Prospective property buyers are concerned about the possibility of another interest rate hike in the near future, which could dampen the enthusiasm of new investors. The fear stems from potential slower growth in property values, which might deter investors from entering the market. Additionally, experts warn that increased interest rates could strain landlords, as the gap between rental income and mortgage costs widens.
Property investors have recently shown strong interest in the housing market due to unexpected increases in house prices, rising rents, and the anticipation of imminent interest rate cuts. However, if rates rise further, it is likely that investor interest will diminish. Some investors may decide to postpone their purchases, seeing less urgency in the current market conditions.
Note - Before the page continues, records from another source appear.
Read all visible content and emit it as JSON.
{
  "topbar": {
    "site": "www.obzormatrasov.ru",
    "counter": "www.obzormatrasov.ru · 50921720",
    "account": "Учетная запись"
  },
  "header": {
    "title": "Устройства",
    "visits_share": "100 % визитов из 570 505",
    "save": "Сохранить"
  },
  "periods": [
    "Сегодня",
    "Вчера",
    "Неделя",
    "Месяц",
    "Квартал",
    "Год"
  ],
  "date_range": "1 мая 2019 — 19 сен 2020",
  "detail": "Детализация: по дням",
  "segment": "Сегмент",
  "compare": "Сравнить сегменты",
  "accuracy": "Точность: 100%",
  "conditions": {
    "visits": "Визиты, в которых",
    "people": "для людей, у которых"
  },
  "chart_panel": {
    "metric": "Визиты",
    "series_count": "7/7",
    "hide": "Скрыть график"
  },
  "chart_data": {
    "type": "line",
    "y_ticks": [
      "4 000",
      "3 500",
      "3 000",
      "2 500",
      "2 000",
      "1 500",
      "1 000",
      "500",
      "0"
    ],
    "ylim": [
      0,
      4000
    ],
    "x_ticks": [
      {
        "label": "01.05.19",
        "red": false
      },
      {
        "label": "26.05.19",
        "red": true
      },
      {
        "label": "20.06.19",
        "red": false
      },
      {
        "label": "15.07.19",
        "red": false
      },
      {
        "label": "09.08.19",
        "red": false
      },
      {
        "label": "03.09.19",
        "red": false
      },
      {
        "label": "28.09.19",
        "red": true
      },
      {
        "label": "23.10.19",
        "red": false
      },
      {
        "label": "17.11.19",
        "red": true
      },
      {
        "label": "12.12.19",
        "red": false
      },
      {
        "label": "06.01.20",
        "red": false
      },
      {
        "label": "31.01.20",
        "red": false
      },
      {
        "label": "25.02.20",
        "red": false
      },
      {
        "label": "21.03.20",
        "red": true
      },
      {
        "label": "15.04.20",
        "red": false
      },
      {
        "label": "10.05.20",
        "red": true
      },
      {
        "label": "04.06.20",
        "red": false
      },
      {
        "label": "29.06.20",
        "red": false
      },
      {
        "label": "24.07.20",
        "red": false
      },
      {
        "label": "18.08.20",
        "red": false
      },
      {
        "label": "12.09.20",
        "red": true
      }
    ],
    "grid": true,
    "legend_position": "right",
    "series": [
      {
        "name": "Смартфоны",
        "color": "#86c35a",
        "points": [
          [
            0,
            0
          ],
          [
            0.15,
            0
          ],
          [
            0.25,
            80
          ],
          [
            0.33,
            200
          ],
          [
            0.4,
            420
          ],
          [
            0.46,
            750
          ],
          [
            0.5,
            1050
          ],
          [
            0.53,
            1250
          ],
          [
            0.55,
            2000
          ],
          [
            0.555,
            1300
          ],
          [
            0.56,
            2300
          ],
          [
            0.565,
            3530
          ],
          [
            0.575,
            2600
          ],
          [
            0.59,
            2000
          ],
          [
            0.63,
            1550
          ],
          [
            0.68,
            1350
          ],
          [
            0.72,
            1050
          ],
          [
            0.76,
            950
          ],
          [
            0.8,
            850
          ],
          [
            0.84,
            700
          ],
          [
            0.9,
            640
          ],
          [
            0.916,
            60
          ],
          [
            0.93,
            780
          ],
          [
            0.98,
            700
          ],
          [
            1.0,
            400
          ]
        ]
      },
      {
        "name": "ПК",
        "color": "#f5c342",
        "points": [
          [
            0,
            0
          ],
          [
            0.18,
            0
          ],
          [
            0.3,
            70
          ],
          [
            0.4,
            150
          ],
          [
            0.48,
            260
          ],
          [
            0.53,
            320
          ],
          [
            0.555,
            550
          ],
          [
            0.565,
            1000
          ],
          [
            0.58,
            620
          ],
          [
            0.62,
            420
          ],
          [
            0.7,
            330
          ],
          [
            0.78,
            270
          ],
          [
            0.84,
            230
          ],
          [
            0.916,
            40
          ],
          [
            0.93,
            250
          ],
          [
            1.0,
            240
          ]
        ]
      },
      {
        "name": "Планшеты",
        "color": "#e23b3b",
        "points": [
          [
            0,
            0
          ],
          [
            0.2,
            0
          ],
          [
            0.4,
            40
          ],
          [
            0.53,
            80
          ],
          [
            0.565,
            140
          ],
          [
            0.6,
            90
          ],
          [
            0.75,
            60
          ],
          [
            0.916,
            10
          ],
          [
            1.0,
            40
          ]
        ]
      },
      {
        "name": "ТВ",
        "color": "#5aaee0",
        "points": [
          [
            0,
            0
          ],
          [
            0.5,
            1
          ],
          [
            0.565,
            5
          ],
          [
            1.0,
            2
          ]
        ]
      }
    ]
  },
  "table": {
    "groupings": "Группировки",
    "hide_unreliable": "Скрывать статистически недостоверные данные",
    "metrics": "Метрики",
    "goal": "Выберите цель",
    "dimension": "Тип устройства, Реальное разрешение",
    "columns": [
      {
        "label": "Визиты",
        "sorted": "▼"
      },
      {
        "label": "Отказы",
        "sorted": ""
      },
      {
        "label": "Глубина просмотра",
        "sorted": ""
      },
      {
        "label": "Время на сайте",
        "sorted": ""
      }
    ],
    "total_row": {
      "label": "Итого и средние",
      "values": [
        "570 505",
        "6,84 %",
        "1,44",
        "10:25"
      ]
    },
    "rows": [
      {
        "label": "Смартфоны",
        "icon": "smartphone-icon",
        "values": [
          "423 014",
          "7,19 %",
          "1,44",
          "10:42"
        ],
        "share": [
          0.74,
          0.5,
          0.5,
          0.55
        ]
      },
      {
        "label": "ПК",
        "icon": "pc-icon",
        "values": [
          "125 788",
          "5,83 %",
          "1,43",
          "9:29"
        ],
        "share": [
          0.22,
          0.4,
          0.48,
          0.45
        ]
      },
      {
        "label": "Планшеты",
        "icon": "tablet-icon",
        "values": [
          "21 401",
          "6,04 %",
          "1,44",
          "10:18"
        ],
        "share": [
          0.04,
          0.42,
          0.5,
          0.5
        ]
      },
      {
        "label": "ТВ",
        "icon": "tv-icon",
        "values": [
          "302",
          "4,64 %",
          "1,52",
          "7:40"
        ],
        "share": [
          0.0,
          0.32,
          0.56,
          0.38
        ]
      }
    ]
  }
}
The primary concern for investors revolves around the disparity between interest rates on mortgages, which average 6.53 percent for investors, and rental yields, which stand at 3.8 percent nationwide according to CoreLogic. This mismatch could exacerbate cash flow issues for investors, especially at a time when prospects for capital growth are less robust compared to a year ago.
Although rental yields are beginning to improve with rents rising faster than home values once again, they remain relatively low, particularly in cities like Sydney and Melbourne. Recent data from CoreLogic indicates that while monthly mortgage repayments have increased significantly since April 2022, rents have only seen a modest rise, and home values have shown minimal growth across major capital cities.
Investors, in particular, may hesitate due to fears of slower capital gains and widening gaps between rental income and mortgage costs. The recent resurgence of property investors, attracted by strong house price growth and rising rents, could wane if expected interest rate cuts fail to materialize. This uncertainty may lead some investors to delay purchasing decisions, perceiving less urgency in the current market climate.